Celles et ceux qui connaissent un peu ma bibliographie savent que je me suis intéressée de près à l’anorexie, ayant publié en 2018 un petit ouvrage passé inaperçu : Kilogramme Zéro (5 Sens éditions).

Le contact avec Sabrina Palumbo, rencontrée sur Twitter, s’est donc créé comme une évidence, et elle a eu l’extrême gentillesse de m’offrir les ouvrages qu’elle a publiés sur ce sujet – notamment L’âme en éveil, le corps en sursis (éd. Quintessence), qui m’a fait forte impression.

L’anorexie ne regroupe pas une sorte de population homogène permettant d’identifier clairement des causes à cette maladie et d’entrevoir un espoir de traitement.

Les « profils » peuvent offrir des caractéristiques très disparates, et si, dans nombre de cas, un régime alimentaire trop strict en a constitué l’élément déclencheur, ce n’est que l’aspect visible de l’iceberg.

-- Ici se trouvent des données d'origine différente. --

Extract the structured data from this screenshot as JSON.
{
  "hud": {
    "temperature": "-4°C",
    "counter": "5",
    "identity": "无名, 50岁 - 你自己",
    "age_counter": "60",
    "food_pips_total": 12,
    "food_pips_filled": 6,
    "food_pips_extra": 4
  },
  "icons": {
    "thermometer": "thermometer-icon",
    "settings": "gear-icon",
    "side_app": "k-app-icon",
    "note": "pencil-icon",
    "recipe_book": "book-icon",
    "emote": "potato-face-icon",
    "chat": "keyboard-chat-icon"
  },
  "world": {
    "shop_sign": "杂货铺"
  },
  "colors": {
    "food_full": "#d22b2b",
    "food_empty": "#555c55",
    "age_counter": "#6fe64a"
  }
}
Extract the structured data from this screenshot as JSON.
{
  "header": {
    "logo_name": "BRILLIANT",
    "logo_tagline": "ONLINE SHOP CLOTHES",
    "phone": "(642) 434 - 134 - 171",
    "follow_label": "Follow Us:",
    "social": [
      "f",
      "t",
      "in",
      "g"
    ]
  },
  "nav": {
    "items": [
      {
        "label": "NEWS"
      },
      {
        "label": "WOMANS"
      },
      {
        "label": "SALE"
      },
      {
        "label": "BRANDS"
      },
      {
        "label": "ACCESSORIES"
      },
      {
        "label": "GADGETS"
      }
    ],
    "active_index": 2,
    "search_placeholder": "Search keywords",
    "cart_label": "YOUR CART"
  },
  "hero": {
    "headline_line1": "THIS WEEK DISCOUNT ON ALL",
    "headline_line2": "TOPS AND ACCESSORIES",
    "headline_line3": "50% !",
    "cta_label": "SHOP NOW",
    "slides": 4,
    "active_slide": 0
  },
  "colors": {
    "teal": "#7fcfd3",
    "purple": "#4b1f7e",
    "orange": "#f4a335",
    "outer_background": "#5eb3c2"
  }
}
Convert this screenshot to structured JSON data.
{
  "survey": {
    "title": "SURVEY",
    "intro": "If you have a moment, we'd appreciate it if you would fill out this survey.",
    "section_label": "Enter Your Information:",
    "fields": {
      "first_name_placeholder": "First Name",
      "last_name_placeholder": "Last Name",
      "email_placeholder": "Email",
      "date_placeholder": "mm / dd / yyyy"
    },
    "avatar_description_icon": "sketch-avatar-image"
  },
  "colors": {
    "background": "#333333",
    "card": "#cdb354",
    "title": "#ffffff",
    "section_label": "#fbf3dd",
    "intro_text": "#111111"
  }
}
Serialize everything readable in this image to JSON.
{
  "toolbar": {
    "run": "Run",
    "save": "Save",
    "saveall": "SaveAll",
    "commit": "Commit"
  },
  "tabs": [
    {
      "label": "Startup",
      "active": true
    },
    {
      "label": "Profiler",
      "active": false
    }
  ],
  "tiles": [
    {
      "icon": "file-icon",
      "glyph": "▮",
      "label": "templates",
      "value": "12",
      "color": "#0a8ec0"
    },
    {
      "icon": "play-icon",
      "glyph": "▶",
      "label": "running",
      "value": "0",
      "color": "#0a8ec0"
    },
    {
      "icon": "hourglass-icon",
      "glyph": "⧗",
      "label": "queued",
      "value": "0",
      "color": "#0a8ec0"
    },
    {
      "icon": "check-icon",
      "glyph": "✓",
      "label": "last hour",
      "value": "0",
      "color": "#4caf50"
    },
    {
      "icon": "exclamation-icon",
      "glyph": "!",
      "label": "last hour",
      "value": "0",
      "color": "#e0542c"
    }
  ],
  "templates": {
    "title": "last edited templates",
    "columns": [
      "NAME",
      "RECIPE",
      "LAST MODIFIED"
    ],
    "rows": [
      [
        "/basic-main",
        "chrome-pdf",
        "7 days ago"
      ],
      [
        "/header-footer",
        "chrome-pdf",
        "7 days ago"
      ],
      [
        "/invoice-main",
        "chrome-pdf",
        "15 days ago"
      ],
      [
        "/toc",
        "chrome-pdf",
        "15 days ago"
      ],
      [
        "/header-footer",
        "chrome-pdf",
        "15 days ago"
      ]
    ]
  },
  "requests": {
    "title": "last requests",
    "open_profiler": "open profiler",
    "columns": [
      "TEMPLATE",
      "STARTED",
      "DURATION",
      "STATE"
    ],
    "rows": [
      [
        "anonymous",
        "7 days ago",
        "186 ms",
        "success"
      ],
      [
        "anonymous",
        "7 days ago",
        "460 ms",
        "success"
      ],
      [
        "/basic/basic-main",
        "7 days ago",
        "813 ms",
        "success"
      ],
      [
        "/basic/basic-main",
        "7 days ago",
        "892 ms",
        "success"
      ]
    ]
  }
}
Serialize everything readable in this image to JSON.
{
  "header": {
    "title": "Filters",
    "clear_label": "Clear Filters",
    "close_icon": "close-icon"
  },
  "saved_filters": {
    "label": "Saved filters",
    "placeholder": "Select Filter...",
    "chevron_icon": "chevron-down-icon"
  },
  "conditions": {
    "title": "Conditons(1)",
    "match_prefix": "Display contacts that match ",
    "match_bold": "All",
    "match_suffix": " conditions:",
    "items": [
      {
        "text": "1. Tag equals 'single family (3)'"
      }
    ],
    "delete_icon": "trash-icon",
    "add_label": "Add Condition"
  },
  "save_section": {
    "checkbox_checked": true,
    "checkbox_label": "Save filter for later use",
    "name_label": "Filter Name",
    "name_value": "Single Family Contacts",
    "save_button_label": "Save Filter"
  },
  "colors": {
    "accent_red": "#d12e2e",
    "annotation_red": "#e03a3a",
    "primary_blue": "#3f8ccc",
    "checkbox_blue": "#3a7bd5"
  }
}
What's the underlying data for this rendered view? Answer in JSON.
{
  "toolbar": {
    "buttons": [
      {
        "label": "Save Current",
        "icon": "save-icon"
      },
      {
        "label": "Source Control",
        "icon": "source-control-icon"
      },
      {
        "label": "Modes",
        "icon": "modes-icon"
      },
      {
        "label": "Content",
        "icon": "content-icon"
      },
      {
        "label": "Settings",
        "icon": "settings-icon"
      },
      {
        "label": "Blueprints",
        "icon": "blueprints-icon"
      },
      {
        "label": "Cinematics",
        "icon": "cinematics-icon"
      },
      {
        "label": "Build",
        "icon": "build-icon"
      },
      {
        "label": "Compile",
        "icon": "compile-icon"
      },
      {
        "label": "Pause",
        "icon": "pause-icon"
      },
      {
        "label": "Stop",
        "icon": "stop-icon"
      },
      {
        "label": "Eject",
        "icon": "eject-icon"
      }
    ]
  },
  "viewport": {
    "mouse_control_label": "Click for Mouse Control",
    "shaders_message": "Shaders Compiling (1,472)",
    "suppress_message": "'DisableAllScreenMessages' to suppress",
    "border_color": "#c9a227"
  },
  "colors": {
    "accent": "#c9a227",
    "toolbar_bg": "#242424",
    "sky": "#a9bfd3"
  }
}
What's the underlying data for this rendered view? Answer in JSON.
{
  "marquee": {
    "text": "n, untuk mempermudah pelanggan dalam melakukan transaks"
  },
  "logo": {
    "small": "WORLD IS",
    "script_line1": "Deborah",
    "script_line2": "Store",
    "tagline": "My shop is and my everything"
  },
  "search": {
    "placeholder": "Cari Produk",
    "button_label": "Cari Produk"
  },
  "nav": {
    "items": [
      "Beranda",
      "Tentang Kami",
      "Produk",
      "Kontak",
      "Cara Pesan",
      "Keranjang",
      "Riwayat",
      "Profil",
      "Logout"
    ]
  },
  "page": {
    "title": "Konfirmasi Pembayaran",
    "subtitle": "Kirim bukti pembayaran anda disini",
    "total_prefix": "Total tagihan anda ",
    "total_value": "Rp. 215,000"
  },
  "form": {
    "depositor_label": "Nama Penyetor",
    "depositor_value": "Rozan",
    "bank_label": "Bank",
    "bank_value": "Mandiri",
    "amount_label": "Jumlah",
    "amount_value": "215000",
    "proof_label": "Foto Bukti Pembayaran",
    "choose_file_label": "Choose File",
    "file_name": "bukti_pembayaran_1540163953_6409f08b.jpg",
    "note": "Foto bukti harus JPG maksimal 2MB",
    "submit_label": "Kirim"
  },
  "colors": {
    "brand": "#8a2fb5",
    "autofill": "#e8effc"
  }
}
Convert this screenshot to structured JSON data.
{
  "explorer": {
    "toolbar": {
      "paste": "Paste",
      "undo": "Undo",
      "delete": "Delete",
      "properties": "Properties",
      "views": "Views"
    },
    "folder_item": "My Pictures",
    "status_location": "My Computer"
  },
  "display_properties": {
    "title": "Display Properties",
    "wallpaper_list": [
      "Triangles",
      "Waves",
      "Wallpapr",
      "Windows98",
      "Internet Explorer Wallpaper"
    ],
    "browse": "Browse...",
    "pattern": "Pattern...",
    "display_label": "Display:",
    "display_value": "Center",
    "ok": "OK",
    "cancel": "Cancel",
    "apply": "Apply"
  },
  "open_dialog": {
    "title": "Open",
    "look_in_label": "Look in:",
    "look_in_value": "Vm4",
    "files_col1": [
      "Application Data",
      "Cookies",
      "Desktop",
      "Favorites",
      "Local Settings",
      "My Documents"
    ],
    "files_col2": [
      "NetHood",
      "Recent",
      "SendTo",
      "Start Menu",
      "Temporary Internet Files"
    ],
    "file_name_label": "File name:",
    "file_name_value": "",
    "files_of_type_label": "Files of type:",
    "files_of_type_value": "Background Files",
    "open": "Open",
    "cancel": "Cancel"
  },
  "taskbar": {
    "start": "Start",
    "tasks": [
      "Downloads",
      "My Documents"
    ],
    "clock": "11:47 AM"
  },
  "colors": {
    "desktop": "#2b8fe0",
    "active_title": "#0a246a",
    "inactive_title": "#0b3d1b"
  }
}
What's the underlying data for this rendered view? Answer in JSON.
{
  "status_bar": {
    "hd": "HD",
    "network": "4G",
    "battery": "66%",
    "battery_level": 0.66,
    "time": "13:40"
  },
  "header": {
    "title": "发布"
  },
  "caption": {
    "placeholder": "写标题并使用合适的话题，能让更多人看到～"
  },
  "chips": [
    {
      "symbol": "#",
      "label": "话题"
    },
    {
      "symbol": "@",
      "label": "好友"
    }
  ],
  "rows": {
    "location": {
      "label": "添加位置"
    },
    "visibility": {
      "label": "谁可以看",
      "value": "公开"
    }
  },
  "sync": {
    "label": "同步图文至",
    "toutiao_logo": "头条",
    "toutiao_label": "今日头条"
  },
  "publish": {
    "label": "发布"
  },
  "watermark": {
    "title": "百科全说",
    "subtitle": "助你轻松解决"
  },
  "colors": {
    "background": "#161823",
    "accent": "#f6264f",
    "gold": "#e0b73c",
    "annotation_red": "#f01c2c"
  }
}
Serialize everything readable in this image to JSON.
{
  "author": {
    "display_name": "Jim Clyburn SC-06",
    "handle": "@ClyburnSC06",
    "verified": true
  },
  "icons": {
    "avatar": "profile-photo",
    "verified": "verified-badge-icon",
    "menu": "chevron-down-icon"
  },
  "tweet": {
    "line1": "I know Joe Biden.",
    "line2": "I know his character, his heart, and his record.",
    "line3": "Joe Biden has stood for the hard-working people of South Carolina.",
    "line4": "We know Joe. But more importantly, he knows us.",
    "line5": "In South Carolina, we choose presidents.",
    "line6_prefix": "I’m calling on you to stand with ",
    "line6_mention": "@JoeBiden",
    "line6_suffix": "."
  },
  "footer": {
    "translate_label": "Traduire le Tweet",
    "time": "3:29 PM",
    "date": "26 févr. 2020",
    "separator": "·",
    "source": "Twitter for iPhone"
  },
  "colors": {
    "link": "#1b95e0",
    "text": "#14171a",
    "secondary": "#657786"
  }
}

Car tout se joue dans la partie immergée, aux variations et formes infinies.
Chaque parcours est « unique », la maladie étant « vécue différemment » par chaque personne qui en est atteinte.

Quand on vise la condition d’athlète de haut niveau, certaines phrases ne tombent pas dans l’oreille d’une sourde, comme : « Si tu ne donnes pas de graisse à ton corps tu n’en fabriques pas » ; ou encore cette remarque de l’entraîneur de Sabrina à son père : « Elle est sponsorisée par Nutella® ? » – « humiliation suivie d’une bonne claque sur les fesses », histoire de bien fournir de l’engrais à la maladie pour qu’elle étende plus vite sa toxicité.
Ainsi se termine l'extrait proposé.